The cost to purchase UHR $20 Gold Double Eagles and First Spouse Gold Coins just went up. Thanks to rising gold prices over the last several days, the US Mint adjusted higher UHRs by $50 and the First Lady coins by $25.
The Mint gold pricing policy is to average recent gold prices and compare the result against a coin pricing grid. (See pricing grid for First Spouse Coins as an example.) As the London gold average shifts up or down by $50 increments, the US Mint readjusts coin prices using its guide.
The gold average moved to $952.16 during the last several days, which was right above $950 an ounce and the threshold to trigger the following changes:
- UHRs were set to $1,339.00
- Uncirculated First Spouse Coins were moved to $641.00, and
- Proof First Spouse Coins are at $654.00.
These are the same prices the coins were set at on Wednesday, June 3, when gold averaged above the $950 barrier. They didn’t last long. Prices were decreased on Wednesday, June 17, where they remained until this morning.

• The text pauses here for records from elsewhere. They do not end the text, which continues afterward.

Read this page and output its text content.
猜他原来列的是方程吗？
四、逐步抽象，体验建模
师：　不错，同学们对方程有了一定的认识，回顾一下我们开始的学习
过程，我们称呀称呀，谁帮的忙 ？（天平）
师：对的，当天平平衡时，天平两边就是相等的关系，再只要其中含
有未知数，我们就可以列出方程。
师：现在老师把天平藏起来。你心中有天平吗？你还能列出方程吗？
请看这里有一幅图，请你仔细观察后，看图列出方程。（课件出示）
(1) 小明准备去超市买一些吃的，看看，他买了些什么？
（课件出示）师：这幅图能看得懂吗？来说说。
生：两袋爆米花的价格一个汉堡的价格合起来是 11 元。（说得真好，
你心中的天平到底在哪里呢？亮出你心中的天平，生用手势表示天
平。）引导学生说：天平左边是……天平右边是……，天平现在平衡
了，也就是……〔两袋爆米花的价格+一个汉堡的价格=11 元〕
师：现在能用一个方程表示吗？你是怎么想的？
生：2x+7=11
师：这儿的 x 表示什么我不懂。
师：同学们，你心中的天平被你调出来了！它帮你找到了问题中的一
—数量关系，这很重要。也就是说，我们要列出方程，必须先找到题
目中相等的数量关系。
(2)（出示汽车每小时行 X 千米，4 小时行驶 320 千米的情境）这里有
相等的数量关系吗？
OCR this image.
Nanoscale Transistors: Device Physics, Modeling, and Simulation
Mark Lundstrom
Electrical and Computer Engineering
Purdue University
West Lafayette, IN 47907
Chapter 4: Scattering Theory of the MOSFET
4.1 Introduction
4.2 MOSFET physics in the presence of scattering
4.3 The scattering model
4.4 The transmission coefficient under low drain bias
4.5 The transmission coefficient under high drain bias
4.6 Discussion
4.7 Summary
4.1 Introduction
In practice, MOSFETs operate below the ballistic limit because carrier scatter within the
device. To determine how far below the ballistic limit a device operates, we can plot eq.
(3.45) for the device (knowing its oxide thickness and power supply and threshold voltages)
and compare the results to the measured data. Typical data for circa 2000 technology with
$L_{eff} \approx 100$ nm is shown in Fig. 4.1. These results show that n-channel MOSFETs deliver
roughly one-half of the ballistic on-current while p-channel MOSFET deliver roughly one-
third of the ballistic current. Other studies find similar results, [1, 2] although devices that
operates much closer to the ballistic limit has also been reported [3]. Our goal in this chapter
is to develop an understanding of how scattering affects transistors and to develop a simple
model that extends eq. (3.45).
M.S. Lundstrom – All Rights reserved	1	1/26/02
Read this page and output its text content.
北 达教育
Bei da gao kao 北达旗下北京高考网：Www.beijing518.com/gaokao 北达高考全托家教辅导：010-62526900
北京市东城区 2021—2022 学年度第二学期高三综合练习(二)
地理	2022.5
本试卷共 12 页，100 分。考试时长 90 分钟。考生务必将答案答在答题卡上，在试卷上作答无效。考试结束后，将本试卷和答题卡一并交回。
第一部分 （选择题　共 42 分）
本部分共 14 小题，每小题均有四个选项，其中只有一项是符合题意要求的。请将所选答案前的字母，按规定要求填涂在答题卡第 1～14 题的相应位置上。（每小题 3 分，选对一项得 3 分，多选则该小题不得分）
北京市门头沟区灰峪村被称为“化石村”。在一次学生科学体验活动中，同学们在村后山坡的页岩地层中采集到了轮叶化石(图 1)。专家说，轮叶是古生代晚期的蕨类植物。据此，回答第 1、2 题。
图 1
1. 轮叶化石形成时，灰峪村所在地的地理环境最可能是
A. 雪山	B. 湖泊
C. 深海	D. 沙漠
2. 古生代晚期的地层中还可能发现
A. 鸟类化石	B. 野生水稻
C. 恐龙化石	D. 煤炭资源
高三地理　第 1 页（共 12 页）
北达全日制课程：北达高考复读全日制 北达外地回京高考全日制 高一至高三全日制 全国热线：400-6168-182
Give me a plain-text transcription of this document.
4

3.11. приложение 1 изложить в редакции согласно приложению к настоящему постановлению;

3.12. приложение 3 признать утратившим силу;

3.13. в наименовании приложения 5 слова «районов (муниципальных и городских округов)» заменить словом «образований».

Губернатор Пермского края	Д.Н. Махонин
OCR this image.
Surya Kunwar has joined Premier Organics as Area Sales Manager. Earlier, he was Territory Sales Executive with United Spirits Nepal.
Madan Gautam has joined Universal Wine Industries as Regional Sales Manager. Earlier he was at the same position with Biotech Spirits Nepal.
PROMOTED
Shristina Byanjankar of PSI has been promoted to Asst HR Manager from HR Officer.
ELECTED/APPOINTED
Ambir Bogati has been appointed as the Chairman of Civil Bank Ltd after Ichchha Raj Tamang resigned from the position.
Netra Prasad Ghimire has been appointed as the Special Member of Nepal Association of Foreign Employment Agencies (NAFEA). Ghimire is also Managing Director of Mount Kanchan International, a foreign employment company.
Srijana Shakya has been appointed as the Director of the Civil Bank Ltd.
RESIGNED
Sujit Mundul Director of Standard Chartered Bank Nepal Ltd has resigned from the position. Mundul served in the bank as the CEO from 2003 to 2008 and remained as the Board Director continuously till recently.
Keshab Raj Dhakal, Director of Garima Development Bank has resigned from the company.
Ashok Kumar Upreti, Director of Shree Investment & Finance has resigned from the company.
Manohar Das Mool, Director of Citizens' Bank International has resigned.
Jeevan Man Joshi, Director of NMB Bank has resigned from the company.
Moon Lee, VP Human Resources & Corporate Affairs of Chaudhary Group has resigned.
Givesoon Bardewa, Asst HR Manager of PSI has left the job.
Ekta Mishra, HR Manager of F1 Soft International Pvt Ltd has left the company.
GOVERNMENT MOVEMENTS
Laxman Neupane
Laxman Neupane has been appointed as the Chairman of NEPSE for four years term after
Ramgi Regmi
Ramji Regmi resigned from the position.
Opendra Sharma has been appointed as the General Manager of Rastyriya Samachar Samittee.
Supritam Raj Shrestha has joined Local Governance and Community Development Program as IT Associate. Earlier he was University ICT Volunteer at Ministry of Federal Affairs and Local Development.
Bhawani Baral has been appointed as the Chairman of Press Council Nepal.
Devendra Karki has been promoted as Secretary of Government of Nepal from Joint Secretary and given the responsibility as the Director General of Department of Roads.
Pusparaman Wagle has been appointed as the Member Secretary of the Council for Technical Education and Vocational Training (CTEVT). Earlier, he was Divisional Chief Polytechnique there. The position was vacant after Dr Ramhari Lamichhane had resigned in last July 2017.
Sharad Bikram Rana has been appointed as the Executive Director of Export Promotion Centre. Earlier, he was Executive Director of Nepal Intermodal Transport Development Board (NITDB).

The following are the figures the Mint used to arrive at an average:
London Fix Gold
|9/2/2009 – Wednesday||955.00||964.75|
|9/1/2009 – Tuesday||949.75||955.00|
|8/31/2009 – Monday||London Holiday|
|8/28/2009 – Friday||950.75||955.50|
|8/27/2009 – Thursday||943.50||943.00|
While the Mint pricing policy states changes would occur on Thursdays, in practice it has adjusted prices around noon on Wednesdays with very little downtime in the ability to order coins. When the Mint first turned to the new policy, it froze coin ordering on Wednesday and reopened sales with updated prices Thursday morning.
The London gold-fixing is a benchmark for gold traded directly between big institutions. As the time of this writing, New York spot gold prices have shot up over $21 to $978.70 an ounce. A sustained price above $1,000 would be needed for gold coin prices to shift higher again.